The company has seven days to file a complaint. A company spokesperson did not say if there would be one. The company already offers one of the best wage, benefit and working condition packages in the grocery industry, the spokesperson said.

“We are ready to immediately enter into discussions with union representatives for the employees of this store to negotiate a contract,” said Nakia Rohde’s statement. “We are willing to use any current union contract for a multi-state grocery company with stores in the region, selected by union representatives, as a model to negotiate a new structure for employees at that store; including salary, pension, health care and working conditions such as hours and job flexibility.

READ MORE: Apple employees vote to unionize at Maryland store

Store organizers kicked off the effort in May in an open letter to company CEO Dan Bane, citing concerns about wages, benefits and safety.

Now that the union has been approved, the next step is to form a negotiating committee to strike a deal with the California-based company, which has about 530 stores nationwide.

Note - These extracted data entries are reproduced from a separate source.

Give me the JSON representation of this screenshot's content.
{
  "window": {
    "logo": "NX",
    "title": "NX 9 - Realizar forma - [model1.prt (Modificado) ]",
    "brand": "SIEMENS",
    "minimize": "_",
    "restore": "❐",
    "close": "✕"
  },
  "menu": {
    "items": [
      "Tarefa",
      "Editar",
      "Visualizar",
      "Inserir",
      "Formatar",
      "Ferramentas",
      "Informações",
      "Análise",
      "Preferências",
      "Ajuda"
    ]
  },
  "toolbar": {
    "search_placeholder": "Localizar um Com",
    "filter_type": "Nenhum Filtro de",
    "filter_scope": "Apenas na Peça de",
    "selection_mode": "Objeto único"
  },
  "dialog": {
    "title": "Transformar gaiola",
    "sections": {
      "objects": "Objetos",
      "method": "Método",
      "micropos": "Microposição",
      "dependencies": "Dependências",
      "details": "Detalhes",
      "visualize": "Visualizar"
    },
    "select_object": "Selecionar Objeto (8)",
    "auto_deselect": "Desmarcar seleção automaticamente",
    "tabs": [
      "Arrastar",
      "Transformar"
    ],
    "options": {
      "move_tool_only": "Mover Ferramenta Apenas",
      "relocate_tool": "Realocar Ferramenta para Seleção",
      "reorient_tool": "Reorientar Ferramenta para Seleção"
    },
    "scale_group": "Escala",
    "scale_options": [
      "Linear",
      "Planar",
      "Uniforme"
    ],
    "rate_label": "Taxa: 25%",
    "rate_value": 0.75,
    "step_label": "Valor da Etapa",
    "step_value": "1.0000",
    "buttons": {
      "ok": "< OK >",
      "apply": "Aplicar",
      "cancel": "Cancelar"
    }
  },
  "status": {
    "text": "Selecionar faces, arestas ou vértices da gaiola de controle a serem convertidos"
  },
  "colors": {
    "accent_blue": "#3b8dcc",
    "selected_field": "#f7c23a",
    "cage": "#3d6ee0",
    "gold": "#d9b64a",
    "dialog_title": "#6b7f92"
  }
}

“We must meet this challenge head-on, together, and negotiate a contract that reflects the values ​​Trader Joe’s has long claimed to embrace,” the union said in its tweet.

Trader Joe’s United is an independent union and is not affiliated with any larger existing union, although organizers have received administrative and legal assistance from established unions, said Maeg Yosef, an 18-year-old Trader Joe employee.

Workers at at least two other Trader Joe’s sites have launched organizing efforts. Employees at a Minneapolis site have a union vote scheduled for Aug. 11-12, while United Food and Commercial Workers Local 7 filed an election petition on Tuesday with the National Labor Relations Board in names of crew members at a store in Boulder, Colorado. .

Trader Joe’s workers are part of a nationwide wave of corporate employees who have joined or are trying to unionize in a bid to have more of a say in their working conditions and pay.

Workers at several Starbucks coffee shops across the country, as well as employees at Amazon, Apple and REI are among those who have joined unions in the past year.

In the first nine months of fiscal 2022, from October 1 to June 30, applications for union representation filed with the National Labor Relations Board increased by 58% compared to the first three quarters of the previous fiscal year, the agency said this month. .

Prior to the vote, Trader Joe’s management engaged in what Yosef called “classic union busting” tactics, including hiring an anti-union law firm to try to dissuade employees from endorsing a syndicate.